Perfect Storm May Tarnish Golden Retirement
A combination of retirees’ increased longevity, demographic trends and structural changes to the U.S. economy may collide to put an end to retirement as we all know it.
That’s according to Hendrix Niemann, managing director of wealth management for CUNA Brokerage Services Inc., who spoke at CUNA’s America’s Credit Union Conference in San Francisco last week.
“Credit unions are facing major changes to their membership and their asset base. Baby boomers are starting to enter retirement, which means their money will be leaving the credit union as they spend down what they have saved and invested for 30-40 years.”
As a result, they will not be borrowing or depositing, he warned.
“Credit unions need to have a concrete plan in place for replacing those assets, and also for retaining the assets that are going to be passed on to the next generation,” Niemann said.
Over the past 800 years, there have been no documented examples of an economy that had to emerge from a financial crisis while simultaneously absorbing the effects of an aging population, he added.
“Two-thirds of all the people in the history of the world who have lived past the age of 65 are alive today,” Niemann said. “People didn’t used to age. They died.”
Today, the average 65-year-old male has a 50% probability of living to be 85 years old with the average 65-year-old female living to be 87, which makes the average length of retirement at least 21 years, he pointed out.
If the person is part of a couple, there is a 50% probability one of them will live to be 91, which makes the average length of retirement jump to 26 years, Niemann said.
“Many people don’t realize it, but we’ve entered a new normal for retirement. The golden age of retirement is not coming back. Many credit union members think it will, but it’s not coming back.”

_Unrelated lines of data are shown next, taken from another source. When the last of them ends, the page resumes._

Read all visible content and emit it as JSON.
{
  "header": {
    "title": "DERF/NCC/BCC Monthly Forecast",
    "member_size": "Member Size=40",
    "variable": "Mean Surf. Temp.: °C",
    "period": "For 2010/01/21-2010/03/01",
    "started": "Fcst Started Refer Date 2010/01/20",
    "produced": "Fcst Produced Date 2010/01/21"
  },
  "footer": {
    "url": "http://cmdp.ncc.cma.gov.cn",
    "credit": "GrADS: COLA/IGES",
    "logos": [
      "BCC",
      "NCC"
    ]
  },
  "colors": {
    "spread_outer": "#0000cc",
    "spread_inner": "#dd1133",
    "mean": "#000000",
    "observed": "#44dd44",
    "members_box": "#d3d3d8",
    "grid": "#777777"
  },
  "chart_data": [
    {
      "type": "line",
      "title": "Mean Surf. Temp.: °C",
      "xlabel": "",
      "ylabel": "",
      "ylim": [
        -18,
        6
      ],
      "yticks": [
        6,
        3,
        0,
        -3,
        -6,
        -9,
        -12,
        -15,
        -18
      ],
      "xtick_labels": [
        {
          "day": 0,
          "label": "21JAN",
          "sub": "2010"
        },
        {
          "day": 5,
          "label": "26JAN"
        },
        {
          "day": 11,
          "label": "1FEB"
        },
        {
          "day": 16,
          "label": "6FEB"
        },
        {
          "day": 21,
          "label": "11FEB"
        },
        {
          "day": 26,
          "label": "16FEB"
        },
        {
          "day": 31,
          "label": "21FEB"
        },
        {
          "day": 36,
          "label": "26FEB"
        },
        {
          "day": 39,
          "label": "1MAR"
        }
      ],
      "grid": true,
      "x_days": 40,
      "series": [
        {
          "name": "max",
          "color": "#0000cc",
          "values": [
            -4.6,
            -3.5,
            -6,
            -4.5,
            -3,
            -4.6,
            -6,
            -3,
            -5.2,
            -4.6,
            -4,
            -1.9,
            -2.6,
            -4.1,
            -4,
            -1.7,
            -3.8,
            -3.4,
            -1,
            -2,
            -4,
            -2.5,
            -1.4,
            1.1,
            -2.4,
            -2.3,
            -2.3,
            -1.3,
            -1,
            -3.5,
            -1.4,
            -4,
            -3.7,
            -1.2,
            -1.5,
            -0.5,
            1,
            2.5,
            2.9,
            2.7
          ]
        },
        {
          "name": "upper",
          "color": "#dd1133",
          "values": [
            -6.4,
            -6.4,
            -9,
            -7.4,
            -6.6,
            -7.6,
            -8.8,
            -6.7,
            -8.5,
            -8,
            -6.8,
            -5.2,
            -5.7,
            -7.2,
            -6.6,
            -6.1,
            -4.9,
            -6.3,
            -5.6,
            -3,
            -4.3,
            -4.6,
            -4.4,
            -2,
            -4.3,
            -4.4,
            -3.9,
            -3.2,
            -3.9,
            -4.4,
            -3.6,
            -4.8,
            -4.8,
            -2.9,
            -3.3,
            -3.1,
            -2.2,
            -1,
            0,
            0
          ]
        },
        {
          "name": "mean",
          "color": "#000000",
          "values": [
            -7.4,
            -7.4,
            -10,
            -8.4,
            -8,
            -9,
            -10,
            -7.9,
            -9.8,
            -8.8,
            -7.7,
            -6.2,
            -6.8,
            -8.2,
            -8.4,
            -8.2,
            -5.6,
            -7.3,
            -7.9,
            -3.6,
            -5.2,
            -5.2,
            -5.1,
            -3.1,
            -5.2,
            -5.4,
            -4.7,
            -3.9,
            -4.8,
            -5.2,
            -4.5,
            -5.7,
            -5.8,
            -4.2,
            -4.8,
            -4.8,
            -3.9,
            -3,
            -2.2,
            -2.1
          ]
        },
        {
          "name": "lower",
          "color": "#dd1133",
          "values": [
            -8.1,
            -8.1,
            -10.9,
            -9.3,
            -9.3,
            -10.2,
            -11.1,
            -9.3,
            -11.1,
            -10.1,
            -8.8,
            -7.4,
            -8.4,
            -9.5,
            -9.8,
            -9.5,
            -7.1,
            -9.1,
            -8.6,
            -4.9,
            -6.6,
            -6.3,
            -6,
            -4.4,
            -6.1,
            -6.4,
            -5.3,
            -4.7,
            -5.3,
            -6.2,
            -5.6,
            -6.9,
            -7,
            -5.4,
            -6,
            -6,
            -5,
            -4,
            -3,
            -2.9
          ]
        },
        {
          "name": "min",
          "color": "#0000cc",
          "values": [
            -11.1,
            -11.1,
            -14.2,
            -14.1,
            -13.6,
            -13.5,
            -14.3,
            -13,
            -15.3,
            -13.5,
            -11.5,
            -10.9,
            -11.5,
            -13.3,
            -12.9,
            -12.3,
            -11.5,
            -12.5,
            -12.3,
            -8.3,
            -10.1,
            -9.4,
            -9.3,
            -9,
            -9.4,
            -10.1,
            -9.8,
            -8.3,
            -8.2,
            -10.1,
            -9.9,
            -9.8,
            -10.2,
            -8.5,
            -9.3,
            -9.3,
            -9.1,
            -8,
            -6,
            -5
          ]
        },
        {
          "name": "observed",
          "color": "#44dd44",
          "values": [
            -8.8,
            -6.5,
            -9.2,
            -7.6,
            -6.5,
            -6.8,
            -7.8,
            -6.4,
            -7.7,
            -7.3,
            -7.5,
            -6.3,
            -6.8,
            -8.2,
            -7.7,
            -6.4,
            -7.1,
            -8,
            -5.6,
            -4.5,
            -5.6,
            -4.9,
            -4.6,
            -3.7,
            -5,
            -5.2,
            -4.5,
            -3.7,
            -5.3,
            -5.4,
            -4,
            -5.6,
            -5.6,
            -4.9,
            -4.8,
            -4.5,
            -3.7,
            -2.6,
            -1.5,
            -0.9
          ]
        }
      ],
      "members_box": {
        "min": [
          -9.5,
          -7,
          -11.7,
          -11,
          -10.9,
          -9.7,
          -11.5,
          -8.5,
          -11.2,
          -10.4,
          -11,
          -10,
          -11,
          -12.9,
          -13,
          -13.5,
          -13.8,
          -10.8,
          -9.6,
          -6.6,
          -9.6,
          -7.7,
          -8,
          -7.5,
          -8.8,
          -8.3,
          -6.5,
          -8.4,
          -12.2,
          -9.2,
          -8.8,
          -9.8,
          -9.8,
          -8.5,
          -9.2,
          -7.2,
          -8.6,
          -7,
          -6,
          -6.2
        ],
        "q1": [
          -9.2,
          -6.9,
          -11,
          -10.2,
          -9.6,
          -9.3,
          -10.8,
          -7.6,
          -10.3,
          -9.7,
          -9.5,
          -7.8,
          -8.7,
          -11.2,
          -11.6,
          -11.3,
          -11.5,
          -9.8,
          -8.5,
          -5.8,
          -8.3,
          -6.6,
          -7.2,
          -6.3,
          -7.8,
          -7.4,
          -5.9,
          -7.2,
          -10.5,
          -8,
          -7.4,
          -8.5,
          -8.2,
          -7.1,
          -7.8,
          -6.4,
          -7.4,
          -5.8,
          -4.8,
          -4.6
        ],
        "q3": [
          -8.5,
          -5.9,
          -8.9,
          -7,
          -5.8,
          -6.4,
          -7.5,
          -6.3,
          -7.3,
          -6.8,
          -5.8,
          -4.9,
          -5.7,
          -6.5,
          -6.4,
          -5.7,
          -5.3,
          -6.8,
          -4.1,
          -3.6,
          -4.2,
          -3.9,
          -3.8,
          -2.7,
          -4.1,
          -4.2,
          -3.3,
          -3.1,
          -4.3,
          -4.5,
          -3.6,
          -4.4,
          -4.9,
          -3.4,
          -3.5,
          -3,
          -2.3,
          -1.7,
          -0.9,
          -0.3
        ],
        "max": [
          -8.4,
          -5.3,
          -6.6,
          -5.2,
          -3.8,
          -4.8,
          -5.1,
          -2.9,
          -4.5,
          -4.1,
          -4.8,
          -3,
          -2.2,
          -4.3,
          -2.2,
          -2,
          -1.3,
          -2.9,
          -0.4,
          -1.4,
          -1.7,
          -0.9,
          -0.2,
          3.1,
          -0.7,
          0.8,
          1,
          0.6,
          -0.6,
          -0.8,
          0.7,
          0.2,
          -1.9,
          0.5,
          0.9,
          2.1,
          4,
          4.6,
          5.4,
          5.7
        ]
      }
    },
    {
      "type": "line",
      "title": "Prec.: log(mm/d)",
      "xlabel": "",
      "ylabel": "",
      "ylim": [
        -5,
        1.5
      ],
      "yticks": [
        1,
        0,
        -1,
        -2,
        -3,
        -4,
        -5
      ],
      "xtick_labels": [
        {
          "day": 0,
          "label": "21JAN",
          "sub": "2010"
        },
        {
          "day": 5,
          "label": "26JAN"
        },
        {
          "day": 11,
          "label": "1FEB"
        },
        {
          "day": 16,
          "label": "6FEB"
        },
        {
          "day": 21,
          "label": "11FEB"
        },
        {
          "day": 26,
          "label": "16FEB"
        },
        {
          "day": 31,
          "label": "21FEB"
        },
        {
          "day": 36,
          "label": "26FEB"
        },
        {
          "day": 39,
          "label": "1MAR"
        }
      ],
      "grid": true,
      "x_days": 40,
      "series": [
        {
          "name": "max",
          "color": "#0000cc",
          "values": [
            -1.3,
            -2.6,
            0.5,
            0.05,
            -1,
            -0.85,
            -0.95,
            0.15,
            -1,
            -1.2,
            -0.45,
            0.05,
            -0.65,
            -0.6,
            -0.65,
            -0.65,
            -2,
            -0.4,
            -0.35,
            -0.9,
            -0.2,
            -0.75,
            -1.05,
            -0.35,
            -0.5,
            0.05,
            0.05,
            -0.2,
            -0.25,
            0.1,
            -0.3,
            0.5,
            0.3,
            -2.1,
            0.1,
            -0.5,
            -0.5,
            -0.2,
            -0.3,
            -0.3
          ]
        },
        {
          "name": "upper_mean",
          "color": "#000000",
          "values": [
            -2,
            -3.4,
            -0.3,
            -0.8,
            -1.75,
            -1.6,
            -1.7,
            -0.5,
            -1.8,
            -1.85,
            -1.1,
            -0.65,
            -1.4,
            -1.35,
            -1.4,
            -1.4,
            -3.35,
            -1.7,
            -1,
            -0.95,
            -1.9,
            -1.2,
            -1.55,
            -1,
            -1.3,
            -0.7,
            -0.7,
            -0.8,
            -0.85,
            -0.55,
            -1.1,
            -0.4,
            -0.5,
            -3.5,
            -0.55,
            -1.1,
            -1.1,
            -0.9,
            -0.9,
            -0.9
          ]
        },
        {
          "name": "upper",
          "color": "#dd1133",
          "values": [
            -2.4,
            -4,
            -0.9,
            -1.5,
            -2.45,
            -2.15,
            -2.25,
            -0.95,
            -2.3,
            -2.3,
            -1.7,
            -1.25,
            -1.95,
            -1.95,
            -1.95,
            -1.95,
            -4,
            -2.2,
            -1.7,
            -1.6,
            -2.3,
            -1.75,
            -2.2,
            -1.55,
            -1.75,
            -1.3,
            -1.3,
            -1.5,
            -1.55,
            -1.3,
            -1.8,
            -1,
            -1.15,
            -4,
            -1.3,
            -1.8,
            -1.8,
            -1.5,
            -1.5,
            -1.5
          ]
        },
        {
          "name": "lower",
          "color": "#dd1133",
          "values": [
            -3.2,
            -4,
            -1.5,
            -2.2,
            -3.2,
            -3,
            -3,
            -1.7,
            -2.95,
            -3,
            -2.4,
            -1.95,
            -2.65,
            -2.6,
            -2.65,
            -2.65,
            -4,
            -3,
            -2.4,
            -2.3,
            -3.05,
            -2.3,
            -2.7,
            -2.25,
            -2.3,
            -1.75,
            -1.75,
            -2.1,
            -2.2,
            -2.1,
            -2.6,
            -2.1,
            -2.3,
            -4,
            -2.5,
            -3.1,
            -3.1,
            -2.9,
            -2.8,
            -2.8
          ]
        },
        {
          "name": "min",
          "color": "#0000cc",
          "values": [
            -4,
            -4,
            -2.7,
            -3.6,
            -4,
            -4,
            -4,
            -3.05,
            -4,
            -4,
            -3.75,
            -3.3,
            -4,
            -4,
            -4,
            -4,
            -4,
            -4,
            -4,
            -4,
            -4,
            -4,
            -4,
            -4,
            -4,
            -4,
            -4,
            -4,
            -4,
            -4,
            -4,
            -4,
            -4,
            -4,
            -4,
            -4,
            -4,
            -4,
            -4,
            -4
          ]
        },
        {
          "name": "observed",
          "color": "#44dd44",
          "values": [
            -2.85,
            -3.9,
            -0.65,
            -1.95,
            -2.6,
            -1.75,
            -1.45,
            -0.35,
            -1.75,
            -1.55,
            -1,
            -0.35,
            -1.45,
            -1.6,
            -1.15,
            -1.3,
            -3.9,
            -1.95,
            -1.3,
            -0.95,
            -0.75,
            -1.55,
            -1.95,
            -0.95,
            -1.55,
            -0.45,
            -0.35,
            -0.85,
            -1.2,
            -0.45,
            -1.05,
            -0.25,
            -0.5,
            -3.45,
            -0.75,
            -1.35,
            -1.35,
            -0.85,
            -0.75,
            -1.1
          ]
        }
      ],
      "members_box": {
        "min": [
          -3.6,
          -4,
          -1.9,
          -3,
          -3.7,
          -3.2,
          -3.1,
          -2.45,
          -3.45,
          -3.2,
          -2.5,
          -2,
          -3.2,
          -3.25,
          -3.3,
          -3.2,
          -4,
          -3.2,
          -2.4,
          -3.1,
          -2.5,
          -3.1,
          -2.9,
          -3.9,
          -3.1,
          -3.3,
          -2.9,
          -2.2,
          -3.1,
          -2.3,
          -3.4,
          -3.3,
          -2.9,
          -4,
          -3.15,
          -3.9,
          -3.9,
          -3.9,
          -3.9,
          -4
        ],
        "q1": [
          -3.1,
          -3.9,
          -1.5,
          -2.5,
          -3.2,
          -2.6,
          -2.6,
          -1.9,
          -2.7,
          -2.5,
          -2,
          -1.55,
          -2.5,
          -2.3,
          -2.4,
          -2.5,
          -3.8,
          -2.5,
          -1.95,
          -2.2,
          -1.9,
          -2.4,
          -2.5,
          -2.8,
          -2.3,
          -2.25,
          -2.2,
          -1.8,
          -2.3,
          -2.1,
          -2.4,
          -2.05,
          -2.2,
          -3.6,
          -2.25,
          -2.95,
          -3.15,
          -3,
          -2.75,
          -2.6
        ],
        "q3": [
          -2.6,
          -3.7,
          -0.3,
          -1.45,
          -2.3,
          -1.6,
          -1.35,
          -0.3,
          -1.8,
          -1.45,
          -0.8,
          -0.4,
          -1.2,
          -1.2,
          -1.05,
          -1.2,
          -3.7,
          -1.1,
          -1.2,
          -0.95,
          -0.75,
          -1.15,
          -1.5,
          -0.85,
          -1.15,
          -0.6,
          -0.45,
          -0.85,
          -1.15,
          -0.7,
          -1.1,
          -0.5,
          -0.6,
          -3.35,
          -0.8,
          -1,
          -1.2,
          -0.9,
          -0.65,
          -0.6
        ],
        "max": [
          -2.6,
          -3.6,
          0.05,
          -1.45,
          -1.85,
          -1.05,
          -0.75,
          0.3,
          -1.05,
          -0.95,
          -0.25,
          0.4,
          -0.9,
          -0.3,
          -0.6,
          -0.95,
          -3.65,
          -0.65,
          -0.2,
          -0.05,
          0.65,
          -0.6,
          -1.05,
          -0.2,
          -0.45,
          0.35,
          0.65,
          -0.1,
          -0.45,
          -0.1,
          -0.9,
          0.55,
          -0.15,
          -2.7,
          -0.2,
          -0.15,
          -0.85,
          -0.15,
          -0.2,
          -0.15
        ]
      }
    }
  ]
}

The baby boomers are the largest generation in U.S. history ever to retire and the vast majority of them have not saved enough for retirement, Niemann said. As they realize this, many seniors are postponing retirement or re-entering the workforce.
“The boomers are relying on social safety net programs, such as Social Security and Medicare, that were never designed or intended for a large contingent of beneficiaries who will probably live 25 or 30 years – or more – in retirement,” Niemann said. “Those programs, under their current models, will be unable to pay the benefits seniors believe they are entitled to.”
Today, there are 30 million fewer people in Generation X than in the baby boomer generation, which means 30 million fewer people paying into the retirement system for this massive retiring population, he noted.
The Millennial or Gen Y generation is as big as the boomer generation, but they are far behind their boomer parents in launching their careers, getting married, starting families and buying homes. Niemann said.
This is largely because of a massive and still-growing student debt burden, which now tops $1 trillion, as well as lackluster economic growth since the recession ended five years ago, he explained.
“Ironically, their ability to pay into the system is also being hampered by their own parents, who are blocking their children’s path up the economic-ladder because of their own need to continue working,” Niemann said.
Members need credit unions more today than ever before, but they just don’t know it, he suggested.
“Most baby boomers don’t have a retirement income plan or a plan for funding long-term care. That’s where the credit union fits in. Credit unions have a major role to play in educating their members about these issues and helping them navigate the new normal environment.”
Niemann concluded his session by encouraging credit unions to help members, old and young, navigate these changes by starting the conversation.
“Don’t wait for members to come to you. Reach out to them. Ask members to visualize their future, and then help them figure out a realistic retirement plan,” Niemann said. “Credit unions have the knowledge, expertise, and resources to help members navigate these changes, but they can’t delay. They must start today.”